I know what you’re thinking. Maybe polls do influence what people believe. So subsequent polls are picking that effect up along with anything else that may have affected the public’s thinking in the last few days. So what? That doesn’t invalidate polls if you’re an intelligent consumer of polling information. After all, people are thinking it. Maybe it’s partly because of the latest poll, but it could also be the latest scandal. It doesn’t matter whether it’s either of those or something else. It still influences that holy relic of democracy, the vote.

And that’s quite true. After all, it’s not as if we expect people to be capable of thought, or to have anything worthwhile to contribute to the governing of the nation. We don’t expect them to have thoughtful and nuanced views on public policy.
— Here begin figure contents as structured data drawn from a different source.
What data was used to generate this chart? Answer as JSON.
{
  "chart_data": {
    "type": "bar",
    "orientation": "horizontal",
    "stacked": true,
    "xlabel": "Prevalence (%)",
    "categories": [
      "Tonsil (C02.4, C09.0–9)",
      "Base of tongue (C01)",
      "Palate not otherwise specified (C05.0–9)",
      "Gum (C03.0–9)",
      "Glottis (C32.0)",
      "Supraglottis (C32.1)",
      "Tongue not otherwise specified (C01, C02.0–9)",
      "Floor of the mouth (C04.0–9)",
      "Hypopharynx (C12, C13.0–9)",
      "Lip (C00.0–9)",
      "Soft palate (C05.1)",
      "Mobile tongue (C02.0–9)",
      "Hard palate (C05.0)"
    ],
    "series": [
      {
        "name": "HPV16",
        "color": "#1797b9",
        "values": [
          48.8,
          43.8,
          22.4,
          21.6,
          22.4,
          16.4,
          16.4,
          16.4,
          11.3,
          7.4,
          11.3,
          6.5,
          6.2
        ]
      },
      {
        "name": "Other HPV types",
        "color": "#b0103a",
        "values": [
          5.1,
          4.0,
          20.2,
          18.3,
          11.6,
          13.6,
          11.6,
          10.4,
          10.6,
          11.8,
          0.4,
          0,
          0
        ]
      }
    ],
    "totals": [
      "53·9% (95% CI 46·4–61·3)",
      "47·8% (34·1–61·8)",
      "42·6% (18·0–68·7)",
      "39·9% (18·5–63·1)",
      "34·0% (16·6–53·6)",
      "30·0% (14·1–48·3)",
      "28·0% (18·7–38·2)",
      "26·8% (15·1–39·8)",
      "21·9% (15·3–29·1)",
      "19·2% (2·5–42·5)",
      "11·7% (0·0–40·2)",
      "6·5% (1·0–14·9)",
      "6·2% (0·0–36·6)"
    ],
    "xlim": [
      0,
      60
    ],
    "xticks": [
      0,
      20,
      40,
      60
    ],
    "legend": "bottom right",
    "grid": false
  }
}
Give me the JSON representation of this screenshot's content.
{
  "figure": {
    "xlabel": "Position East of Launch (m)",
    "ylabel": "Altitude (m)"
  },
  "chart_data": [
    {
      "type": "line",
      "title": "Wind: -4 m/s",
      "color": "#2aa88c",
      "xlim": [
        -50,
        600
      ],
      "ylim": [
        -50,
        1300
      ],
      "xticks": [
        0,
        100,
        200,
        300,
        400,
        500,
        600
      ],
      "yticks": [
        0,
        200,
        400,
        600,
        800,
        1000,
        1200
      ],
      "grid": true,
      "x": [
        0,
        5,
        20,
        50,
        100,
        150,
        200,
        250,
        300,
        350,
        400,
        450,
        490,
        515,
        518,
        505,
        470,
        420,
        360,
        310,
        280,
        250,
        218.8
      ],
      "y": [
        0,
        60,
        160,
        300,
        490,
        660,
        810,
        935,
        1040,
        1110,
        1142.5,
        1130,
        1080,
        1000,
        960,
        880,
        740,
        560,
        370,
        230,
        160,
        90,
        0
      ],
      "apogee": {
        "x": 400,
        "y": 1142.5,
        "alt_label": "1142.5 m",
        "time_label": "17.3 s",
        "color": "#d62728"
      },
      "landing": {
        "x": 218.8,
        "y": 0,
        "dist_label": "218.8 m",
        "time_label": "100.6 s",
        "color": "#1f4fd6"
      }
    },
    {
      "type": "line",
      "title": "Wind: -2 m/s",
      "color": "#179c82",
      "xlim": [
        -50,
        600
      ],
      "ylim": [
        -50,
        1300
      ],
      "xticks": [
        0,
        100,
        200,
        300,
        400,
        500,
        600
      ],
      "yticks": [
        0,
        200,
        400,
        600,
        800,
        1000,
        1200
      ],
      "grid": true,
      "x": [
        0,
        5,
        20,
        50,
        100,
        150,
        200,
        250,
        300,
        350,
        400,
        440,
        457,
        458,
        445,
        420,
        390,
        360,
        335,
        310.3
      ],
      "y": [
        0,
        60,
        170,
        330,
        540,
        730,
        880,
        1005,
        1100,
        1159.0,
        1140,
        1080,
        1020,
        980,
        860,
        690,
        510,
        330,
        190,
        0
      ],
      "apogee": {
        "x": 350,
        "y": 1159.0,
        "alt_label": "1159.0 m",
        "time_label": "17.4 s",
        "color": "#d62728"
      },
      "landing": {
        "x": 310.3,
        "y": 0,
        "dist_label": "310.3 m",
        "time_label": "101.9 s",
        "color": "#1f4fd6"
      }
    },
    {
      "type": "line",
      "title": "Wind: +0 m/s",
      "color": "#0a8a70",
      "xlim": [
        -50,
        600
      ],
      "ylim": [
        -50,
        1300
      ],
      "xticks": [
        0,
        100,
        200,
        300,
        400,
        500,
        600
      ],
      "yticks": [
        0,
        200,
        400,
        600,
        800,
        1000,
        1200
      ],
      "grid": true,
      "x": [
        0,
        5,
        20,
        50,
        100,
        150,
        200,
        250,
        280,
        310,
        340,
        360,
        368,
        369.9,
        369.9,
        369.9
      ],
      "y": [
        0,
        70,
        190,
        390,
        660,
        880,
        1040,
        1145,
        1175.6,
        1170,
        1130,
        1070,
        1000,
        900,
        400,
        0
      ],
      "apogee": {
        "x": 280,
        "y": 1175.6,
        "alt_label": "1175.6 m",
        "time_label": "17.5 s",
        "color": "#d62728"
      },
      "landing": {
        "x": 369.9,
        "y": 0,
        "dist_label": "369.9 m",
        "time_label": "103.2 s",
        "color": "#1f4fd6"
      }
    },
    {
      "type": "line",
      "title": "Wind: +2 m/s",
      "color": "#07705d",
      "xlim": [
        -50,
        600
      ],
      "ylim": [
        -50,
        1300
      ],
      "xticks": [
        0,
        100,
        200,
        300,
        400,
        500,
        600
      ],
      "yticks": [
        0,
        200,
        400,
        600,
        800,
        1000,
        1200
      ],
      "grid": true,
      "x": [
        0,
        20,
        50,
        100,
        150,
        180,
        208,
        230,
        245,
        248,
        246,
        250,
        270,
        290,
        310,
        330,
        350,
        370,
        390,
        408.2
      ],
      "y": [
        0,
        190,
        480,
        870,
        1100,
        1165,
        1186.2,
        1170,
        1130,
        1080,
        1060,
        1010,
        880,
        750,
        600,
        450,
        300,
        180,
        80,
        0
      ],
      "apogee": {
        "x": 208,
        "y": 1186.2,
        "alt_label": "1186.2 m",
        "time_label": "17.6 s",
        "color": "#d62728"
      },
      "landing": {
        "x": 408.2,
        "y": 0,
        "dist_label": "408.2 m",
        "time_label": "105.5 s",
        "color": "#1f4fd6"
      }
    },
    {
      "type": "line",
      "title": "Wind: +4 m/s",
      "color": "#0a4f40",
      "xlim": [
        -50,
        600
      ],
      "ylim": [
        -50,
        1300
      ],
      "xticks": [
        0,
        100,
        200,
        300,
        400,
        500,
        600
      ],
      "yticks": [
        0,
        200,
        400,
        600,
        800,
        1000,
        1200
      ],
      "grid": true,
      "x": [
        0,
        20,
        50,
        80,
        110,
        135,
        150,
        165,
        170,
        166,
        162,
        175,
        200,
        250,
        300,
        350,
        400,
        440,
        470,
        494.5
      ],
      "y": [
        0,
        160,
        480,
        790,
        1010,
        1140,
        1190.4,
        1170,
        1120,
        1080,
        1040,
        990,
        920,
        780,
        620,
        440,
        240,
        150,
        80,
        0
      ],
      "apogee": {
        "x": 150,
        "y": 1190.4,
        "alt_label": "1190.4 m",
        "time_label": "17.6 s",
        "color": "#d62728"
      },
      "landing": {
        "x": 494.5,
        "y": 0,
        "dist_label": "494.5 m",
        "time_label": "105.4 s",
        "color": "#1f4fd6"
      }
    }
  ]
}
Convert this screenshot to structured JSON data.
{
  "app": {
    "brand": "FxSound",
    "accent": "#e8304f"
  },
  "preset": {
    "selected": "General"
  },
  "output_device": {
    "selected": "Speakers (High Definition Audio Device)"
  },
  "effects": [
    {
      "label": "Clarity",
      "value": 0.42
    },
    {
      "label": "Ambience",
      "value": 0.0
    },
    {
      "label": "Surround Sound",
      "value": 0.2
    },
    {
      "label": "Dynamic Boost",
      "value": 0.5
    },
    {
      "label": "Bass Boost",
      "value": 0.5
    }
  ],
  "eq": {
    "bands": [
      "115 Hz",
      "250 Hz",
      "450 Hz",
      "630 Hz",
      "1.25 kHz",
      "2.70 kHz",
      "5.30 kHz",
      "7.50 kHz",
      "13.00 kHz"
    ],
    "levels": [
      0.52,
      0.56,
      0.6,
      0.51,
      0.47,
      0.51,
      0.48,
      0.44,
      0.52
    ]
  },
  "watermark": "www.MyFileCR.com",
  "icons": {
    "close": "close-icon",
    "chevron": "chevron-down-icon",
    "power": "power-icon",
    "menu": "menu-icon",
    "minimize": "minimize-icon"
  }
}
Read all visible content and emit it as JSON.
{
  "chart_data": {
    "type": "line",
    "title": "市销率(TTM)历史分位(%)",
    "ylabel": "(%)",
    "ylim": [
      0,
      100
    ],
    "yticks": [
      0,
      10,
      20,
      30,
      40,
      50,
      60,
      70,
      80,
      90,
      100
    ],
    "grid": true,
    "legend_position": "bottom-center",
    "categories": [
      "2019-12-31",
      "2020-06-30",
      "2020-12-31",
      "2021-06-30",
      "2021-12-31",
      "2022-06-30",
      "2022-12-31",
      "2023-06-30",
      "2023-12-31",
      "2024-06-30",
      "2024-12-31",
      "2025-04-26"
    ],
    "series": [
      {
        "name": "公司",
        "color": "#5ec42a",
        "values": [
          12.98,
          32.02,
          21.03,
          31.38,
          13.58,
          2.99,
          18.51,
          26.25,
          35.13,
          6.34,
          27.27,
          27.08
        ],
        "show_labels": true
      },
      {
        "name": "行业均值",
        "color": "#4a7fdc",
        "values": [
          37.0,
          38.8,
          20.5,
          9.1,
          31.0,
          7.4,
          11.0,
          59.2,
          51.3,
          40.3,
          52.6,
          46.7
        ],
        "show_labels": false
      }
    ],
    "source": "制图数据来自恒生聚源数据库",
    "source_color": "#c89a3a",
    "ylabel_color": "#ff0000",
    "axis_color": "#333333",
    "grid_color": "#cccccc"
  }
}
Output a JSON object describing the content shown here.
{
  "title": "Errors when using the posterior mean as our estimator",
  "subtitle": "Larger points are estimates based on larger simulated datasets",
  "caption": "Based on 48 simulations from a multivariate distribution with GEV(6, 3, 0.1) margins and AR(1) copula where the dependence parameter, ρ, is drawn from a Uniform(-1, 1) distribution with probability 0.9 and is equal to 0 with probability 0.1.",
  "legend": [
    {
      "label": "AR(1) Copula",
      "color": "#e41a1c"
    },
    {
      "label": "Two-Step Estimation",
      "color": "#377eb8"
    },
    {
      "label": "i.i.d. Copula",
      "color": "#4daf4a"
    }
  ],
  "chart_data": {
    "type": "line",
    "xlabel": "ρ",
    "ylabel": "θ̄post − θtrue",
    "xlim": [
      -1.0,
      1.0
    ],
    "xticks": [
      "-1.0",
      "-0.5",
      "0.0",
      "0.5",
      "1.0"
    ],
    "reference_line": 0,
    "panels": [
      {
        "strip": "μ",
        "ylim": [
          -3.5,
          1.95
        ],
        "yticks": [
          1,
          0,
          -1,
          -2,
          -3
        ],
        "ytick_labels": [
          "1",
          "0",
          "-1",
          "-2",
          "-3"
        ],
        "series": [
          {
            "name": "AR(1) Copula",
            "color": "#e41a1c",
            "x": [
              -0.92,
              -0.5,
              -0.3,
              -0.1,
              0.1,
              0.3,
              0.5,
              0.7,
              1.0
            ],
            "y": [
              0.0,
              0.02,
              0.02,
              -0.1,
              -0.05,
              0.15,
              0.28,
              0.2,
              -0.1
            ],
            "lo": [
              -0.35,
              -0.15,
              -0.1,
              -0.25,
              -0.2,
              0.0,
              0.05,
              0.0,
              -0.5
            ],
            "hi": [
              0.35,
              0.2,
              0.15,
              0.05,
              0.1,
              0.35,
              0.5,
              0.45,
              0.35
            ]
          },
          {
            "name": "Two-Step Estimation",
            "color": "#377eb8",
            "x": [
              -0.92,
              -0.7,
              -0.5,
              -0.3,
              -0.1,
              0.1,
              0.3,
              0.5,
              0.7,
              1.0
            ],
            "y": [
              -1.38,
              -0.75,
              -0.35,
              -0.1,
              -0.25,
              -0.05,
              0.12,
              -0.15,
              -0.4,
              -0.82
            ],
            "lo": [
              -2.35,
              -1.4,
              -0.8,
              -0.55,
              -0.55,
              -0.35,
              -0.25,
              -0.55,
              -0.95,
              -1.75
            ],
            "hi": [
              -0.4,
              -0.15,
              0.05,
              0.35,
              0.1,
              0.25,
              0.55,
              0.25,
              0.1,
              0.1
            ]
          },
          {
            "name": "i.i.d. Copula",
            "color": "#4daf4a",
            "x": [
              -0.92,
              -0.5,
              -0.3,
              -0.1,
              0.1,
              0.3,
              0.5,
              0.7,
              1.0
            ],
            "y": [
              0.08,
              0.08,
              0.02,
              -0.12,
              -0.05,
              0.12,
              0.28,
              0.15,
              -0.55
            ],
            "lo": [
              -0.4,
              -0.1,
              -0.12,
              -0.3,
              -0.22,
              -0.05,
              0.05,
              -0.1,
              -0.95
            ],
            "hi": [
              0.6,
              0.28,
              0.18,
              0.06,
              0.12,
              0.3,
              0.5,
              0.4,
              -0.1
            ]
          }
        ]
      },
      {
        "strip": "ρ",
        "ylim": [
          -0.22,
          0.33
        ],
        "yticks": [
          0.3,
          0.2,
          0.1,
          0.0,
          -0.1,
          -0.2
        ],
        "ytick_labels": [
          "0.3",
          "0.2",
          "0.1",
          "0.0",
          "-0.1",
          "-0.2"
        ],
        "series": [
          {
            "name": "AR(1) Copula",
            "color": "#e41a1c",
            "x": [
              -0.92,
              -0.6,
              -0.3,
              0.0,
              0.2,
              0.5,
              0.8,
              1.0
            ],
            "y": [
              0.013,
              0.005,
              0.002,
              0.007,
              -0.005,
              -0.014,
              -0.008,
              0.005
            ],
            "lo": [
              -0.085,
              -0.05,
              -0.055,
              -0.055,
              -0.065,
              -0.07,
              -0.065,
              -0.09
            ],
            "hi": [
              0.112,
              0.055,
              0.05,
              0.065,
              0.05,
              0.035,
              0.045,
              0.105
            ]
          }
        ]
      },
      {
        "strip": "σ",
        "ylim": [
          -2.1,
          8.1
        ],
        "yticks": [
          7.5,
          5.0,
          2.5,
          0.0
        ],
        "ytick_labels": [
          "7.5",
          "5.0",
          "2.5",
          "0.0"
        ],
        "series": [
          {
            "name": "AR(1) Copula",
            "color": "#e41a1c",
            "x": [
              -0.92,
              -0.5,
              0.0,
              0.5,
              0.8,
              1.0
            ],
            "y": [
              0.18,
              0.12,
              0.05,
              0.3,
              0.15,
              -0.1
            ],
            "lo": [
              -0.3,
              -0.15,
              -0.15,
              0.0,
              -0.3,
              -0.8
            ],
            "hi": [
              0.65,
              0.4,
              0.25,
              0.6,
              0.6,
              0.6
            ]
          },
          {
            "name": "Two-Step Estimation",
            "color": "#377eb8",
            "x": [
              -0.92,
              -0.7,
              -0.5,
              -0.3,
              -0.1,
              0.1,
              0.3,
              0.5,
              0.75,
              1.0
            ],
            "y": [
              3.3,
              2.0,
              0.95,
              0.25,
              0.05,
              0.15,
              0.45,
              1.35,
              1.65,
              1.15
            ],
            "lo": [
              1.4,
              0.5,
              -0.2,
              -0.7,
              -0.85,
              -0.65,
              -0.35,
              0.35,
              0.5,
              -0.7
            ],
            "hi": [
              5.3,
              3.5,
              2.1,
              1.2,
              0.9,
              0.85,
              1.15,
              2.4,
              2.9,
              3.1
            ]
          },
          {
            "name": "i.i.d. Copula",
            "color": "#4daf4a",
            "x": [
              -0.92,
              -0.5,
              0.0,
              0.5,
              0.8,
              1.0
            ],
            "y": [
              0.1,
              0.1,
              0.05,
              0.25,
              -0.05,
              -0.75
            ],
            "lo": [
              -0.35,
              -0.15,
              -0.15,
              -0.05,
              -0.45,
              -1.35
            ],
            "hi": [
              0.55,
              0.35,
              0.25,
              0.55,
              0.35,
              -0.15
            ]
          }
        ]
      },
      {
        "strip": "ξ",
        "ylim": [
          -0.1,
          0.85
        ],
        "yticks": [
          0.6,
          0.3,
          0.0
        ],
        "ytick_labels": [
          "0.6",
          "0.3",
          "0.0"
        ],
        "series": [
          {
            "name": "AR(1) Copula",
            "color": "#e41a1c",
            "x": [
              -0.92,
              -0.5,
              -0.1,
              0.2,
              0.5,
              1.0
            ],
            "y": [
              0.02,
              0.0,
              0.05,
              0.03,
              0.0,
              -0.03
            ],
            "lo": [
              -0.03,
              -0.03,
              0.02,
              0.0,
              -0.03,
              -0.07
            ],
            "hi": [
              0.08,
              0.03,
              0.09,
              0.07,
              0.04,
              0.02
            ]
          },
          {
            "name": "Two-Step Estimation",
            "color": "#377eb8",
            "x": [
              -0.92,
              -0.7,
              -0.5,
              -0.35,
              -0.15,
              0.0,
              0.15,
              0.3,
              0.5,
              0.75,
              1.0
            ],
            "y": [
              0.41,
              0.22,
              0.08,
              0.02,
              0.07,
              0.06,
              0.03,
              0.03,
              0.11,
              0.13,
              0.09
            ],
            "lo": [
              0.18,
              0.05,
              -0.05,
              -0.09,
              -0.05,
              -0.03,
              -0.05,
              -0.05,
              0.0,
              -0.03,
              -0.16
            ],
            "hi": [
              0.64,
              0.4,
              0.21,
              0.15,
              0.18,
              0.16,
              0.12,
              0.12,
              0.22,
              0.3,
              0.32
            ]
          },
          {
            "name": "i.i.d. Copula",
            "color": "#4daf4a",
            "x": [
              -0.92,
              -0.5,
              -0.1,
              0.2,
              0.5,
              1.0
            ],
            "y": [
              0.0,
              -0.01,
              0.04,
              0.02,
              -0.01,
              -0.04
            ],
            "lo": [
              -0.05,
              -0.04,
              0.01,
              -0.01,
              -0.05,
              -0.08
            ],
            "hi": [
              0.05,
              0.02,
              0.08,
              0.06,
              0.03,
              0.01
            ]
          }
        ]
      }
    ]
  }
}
If polling amplifies the thoughtless and drowns out anything complex or substantive in noise that’s okay, we know it’s no big loss because we know most people aren’t capable of more. Maybe things would be different if we had a less consumerist and mass media driven society, but we have to work with the society we live in. In the end people are just beads on a giant abacus, and their opinions are how we keep score. It’s us, the few who actually think and who have a vision for the future, that play the game. We don’t expect to see our views reflected in opinion polls, we just rage at how stupid and easily led everyone else is when we feed them on a steady diet of their own regurgitated opinions.

All quite true. But that doesn’t make it right. Boycott polls.